You (We) were graded on your (our) skill in
extricating the victim.
Example 2:
One of the fringe benefits of my job is that you (I)
can use a company credit card for gasoline.
Shifting Point of View Activity
• 1. Ron refuses to eat pepperoni pizza because he says it
gives you (him) indigestion.
• 2. When I buy lipstick or nail polish, you (I) never know
how the color will actually look.
• 3. All you (I) could hear was the maddening rattle of the
heating registers, even though I buried my face in the
pillow.
• 4. Hank searched the roadside mailboxes for the right
name, but you (he) couldn’t see much in the pouring rain.
• 5. As we pulled on the heavy door, you (we) could tell it
wasn’t going to budge.
Active Verbs (Active Voice) Versus
Passive Verbs (Passive Voice)
• Active verbs express meaning more emphatically
and vigorously than their weaker counterparts—
forms of the verb be or verbs in the passive voice.
• Forms of the verb be (be, am, is, are, was, were,
being, been) lack vigor because they convey no
action.
• Verbs in the passive voice lack strength because
their subjects receive the action instead of doing it.
Example:
Passive: The coolant pumps were destroyed by a surge of power.
Active: A surge of power destroyed the coolant pumps.
Furthermore, carefully
selected verbs can energize a
piece of writing.
Example:
Original: The goalie crouched low, reached out his stick, and
sent the rebound away from the mouth of the net.
Revised: The goalie crouched low, swept out his stick, and
hooked the rebound away from the mouth of the
net.
If using a be verb makes a
sentence needlessly wordy,
consider replacing it.
Example:
Original: Burying nuclear waste in Antarctica would be in
violation of an international treaty.
Revised: Burying nuclear waste in Antarctica would violate
an international treaty.
Prefer Active Voice
• In the active voice, the subject of the sentence does
the action.
• In the passive voice, the subject receives the action.
• Although both voices are grammatically correct, the
active voice is usually more effective because it is
simpler, more direct, and less wordy.
• Example 1: Active: The committee reached a
decision.
• Example 2: Passive: A decision was reached by the
committee.
To change a sentence from the passive to the active voice,
determine carefully who or what is performing the action.
Example:
Passive: The book is being read by most of the class.
Active: Most of the class is reading the book.

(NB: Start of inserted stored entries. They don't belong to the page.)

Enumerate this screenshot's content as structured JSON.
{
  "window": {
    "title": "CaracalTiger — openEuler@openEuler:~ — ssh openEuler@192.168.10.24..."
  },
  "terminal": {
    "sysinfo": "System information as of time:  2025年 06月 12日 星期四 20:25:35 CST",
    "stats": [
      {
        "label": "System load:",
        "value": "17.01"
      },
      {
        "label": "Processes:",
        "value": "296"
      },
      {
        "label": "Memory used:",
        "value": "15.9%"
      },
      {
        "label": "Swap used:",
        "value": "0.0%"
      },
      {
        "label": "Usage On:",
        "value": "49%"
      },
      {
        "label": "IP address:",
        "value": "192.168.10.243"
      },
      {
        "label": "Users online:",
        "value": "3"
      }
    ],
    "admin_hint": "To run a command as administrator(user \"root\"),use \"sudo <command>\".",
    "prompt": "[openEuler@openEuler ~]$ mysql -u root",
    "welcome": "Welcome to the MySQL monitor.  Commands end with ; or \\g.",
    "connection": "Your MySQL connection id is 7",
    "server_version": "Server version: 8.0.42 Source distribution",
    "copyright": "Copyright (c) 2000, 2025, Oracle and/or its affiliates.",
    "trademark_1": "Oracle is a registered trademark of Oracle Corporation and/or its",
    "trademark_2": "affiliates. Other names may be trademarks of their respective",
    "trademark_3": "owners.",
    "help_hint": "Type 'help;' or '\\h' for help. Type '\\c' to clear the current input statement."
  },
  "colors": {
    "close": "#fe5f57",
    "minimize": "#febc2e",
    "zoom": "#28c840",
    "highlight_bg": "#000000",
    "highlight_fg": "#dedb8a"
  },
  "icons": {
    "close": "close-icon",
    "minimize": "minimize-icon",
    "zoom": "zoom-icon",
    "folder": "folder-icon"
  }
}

Sometimes the performer of the action does not appear in
a passive-voice sentence.
Example:
Passive: Results will be published in the next issue
of the journal.
Active: The researchers will publish their results in
the next issue of the journal.
Choosing Passive Voice
• In scientific writing, passive voice is more
readily accepted since using it allows one to
write without using personal pronouns or
the names of particular researchers.
• This practice helps to create the appearance
of an objective, fact-based paper.
Recognizing Passive Voice
Passive voice has three basic characteristics:
• A form of the verb to be (is, am, are, was,
were, be, been, or being).
• A past participle (a verb ending in “ed” or
“en” except irregular verbs like kept).
• A prepositional phrase beginning with
“by.”
Examples:
The first sentence uses all three characteristics:
The meeting is being held by the human resources
department.
It’s a great honor to be applying to a
prestigious company.
Unnecessary Shifts
• Avoid starting a sentence in active voice
and then shifting to passive.
Example:
Original: Many customers in the restaurant found the coffee
too bitter to drink, but it was still ordered
frequently.
Revised: Many customers in the restaurant found the coffee
too bitter, but they still ordered it frequently.